スヴェトラーナはウクライナ出身で、父親はスターリンの大粛正による拷問が原因で亡くなっている。その娘であるということは、一生反体制の人間として冷遇されて生きていくことなのだ。ちょうどそのとき、キエフはナチスドイツに占領される。語学に秀でていた彼女は、敵国であるドイツに協力し、ドイツ軍が引き上げていくときに共に出国して奨学金を得て安定した職を得ることになる。父親は15歳の彼女に、収容所での一部始終を語ったのだが、スヴェトラーナは全くその内容を覚えていないらしい。

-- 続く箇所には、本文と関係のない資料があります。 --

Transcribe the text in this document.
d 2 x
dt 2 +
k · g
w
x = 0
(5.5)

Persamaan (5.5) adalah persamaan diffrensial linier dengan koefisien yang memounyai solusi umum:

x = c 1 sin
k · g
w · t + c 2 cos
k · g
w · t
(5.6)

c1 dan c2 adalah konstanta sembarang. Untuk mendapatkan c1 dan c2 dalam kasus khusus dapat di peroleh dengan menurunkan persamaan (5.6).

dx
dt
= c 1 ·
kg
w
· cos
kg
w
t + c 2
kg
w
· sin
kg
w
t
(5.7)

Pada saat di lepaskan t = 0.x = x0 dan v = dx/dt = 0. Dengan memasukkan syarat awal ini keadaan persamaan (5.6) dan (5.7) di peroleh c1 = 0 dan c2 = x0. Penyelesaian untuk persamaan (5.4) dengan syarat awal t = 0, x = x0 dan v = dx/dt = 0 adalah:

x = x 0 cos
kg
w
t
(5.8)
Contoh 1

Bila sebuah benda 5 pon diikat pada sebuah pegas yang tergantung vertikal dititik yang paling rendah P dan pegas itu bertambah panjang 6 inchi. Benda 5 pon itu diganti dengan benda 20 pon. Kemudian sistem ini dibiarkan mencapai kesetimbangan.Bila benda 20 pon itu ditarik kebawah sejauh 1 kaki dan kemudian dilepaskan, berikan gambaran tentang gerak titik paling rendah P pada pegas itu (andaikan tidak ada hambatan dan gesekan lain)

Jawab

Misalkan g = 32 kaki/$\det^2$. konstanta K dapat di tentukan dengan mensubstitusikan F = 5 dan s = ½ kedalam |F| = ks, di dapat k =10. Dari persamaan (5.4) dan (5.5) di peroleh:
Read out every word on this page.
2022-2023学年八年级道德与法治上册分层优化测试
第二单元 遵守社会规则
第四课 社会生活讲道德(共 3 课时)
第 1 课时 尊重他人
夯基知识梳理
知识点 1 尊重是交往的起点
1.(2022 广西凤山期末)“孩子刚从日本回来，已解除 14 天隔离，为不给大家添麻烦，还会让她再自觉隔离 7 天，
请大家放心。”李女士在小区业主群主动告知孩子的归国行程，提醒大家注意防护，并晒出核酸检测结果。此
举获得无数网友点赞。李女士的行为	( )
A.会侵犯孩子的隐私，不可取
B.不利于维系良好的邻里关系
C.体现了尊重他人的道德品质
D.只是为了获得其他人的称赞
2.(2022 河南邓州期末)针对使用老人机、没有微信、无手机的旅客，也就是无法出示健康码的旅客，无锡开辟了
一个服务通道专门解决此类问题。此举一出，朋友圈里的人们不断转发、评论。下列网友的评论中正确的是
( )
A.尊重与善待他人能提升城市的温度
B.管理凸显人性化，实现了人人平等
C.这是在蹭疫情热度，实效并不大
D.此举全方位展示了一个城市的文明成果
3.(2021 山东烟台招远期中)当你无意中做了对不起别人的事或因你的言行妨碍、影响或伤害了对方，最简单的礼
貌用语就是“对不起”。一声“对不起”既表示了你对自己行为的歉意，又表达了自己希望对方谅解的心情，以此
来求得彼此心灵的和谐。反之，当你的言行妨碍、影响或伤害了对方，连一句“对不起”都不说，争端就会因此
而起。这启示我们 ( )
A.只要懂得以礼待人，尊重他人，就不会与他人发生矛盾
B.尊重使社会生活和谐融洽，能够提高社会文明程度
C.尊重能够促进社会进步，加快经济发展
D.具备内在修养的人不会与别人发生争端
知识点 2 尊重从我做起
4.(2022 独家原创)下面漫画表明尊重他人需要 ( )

生きるために、幼かった彼女はその記憶を封印してしまったと言う。ドイツはどん底の彼女に手を差し伸べ、救ってくれた。しかし、同時にキエフのユダヤ人を殺害し、ヨーロッパ全土で何十万人という人たちを収容所に送り込んだのだ。彼女の友達もキエフの谷で虐殺されたという。15歳の彼女が、母と二人で懸命に生き抜いていくときに、何があったのか。何を見て、何を感じたのか。過去について、彼女は多くは語らない。しかし、65年間一度も帰らなかった故郷を「月よりも遠いところ」と言う彼女にとって、過去は年老いてますます重く胸に刻まれていたものではないかと思うのだ。それは時間が経ったから消えてしまうような生半可な記憶ではなかっただろうと思う。翻訳という自分の仕事に対する勤勉さについて問われたスヴェトラーナは、「負い目があるのよ」と答えていた。もちろん、それだけで語れてしまうほど簡単なことではないだろう。しかし、晩年になって、ドストエフスキーの新訳に全てを注ぎ込む彼女の記憶と思いを想像すると、粛然とするのだ。キエフの若い人たちに、「自分の心の声をよく聴くこと。もし、それがそのときの常識とかけ離れているとしても」(記憶だけで書いているので、原文そのままではありません。念のため。)と彼女は説いていた。それは、大きな波に飲み込まれようとするときに、自分の心にどんな羅針盤を持つかという意味ではないだろうか。その羅針盤を心に宿すための闘いが、彼女の残したいものなのかもしれない。だから、彼女は取り憑かれたように仕事をせずにはいられない。このドキュメントのさなかに、彼女は最愛の息子を失う。その悲しみも、過去の痛みも、愛情も、誇りも、全てを背負い、厳然と窓辺に座って言葉を選んでいく彼女の姿から、最後まで目が離せなかった。彼女の訳では、『罪と罰』は『罪と贖罪』というタイトルらしい。読んでみたいと心から思う。彼女は87歳で亡くなられたそうだが、きっと最後の最後まで仕事をされたことだろう。ドイツ語のドストエフスキーは一生読めないけれど、私も、「五頭の象」を、もう一度読み直してみたくなった。文学好き、特に外国文学好きな方にはおすすめの映画です。